Enfin, même les Français qui acceptent les chiffres de l'Insee semblent considérer que "leurs prix à eux" augmentent plus vite. C'est un argument parfaitement admissible. L'Insee publie d'ailleurs régulièrement des "indices de prix catégoriels", suggérant que des différences existent, mais qu'elles sont mineures. Les Français consomment par exemple d'autant plus de soins qu'ils sont plus âgés, paient d'autant plus de loyers qu'ils sont plus jeunes, et fument d'autant plus qu'ils sont moins riches. Ce dernier exemple est intéressant : les prix du tabac ont en effet doublé depuis dix ans, et les 10% de ménages les moins riches consacrent deux fois plus de leur budget au tabac que les 10% les plus riches. Au total, cet "effet tabac" crée une différence de 2%, cumulée sur dix ans, au détriment des moins riches. Ce n'est pas négligeable ; mais c'est de loin l'effet le plus spectaculaire. On peut bien sûr envisager de pousser l'exercice plus loin et créer par exemple un indice de la consommation des couples cadres moyens de l'industrie textile qui vivent en Meurthe et Moselle et ont deux enfants en bas âge, etc. Il y aurait sans doute de grandes différences entre ces indices, parce que les situations individuelles sont effectivement très héterogènes ; mais si l'on s'en tient aux grandes catégories habituelles (ouvriers, employés, jeunes, vieux...), ces différences sont assez mineures.
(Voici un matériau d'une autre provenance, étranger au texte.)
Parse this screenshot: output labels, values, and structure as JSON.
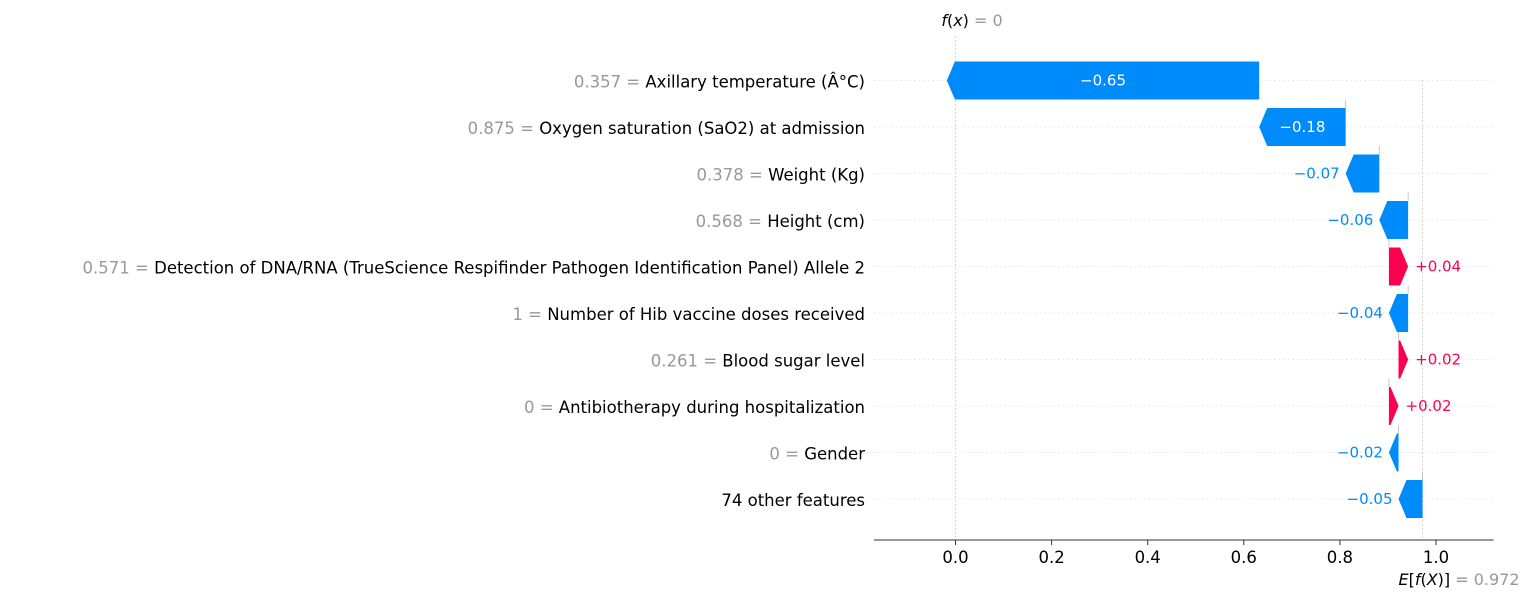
{
  "chart_data": {
    "type": "waterfall",
    "fx_label": "f(x)",
    "fx_value": "0",
    "base_label": "E[f(X)]",
    "base_value": "0.972",
    "base": 0.972,
    "final": 0,
    "xlim": [
      -0.17,
      1.12
    ],
    "xticks": [
      0.0,
      0.2,
      0.4,
      0.6,
      0.8,
      1.0
    ],
    "xtick_labels": [
      "0.0",
      "0.2",
      "0.4",
      "0.6",
      "0.8",
      "1.0"
    ],
    "features": [
      {
        "value": "0.357",
        "name": "Axillary temperature (Â°C)",
        "contribution": -0.65,
        "label": "−0.65"
      },
      {
        "value": "0.875",
        "name": "Oxygen saturation (SaO2) at admission",
        "contribution": -0.18,
        "label": "−0.18"
      },
      {
        "value": "0.378",
        "name": "Weight (Kg)",
        "contribution": -0.07,
        "label": "−0.07"
      },
      {
        "value": "0.568",
        "name": "Height (cm)",
        "contribution": -0.06,
        "label": "−0.06"
      },
      {
        "value": "0.571",
        "name": "Detection of DNA/RNA (TrueScience Respifinder Pathogen Identification Panel) Allele 2",
        "contribution": 0.04,
        "label": "+0.04"
      },
      {
        "value": "1",
        "name": "Number of Hib vaccine doses received",
        "contribution": -0.04,
        "label": "−0.04"
      },
      {
        "value": "0.261",
        "name": "Blood sugar level",
        "contribution": 0.02,
        "label": "+0.02"
      },
      {
        "value": "0",
        "name": "Antibiotherapy during hospitalization",
        "contribution": 0.02,
        "label": "+0.02"
      },
      {
        "value": "0",
        "name": "Gender",
        "contribution": -0.02,
        "label": "−0.02"
      },
      {
        "value": "",
        "name": "74 other features",
        "contribution": -0.05,
        "label": "−0.05"
      }
    ],
    "colors": {
      "negative": "#008bfb",
      "positive": "#ff0051",
      "grid": "#cccccc",
      "muted": "#999999"
    }
  }
}
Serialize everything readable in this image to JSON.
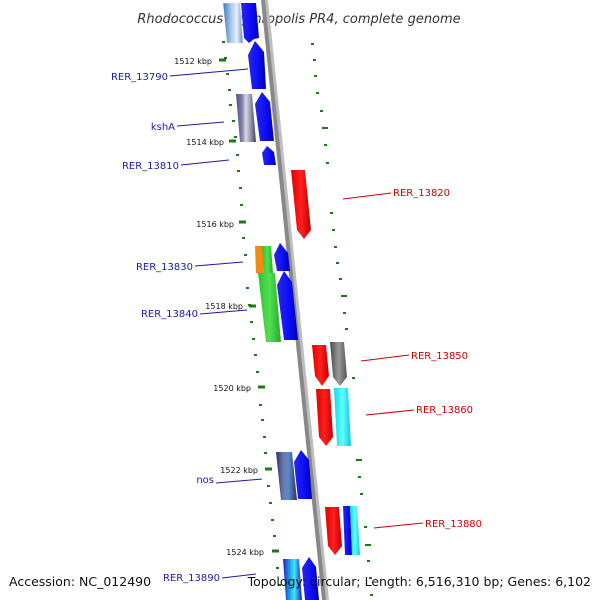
{
  "title": "Rhodococcus erythropolis PR4, complete genome",
  "accession": "Accession: NC_012490",
  "topology": "Topology: circular; Length: 6,516,310 bp; Genes: 6,102",
  "ticks": [
    "1512 kbp",
    "1514 kbp",
    "1516 kbp",
    "1518 kbp",
    "1520 kbp",
    "1522 kbp",
    "1524 kbp"
  ],
  "left_labels": [
    "RER_13790",
    "kshA",
    "RER_13810",
    "RER_13830",
    "RER_13840",
    "nos",
    "RER_13890"
  ],
  "right_labels": [
    "RER_13820",
    "RER_13850",
    "RER_13860",
    "RER_13880"
  ],
  "colors": {
    "left_label": "#1a1aa8",
    "right_label": "#cc0000",
    "tick": "#1a7a1a",
    "backbone": "#888888"
  }
}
On aurait pu espérer que la classe politique se livre à un patient travail d'explication. La tâche n'était pas surhumaine ; mais le parti qui a été pris est l'exact contraire. Après ces cinq ans, il semble malheureusement que beaucoup de Français, encouragés en cela par les politiques, aient largement perdu confiance en la statistique publique. C'est plus grave qu'il n'y paraît : la qualité d'une politique économique joue un rôle central dans les joutes électorales, et comment l'évaluer s'il n'existe plus de chiffres unanimement respectés ? Il est temps que les candidats arrêtent leurs jeux démagogiques en ce domaine.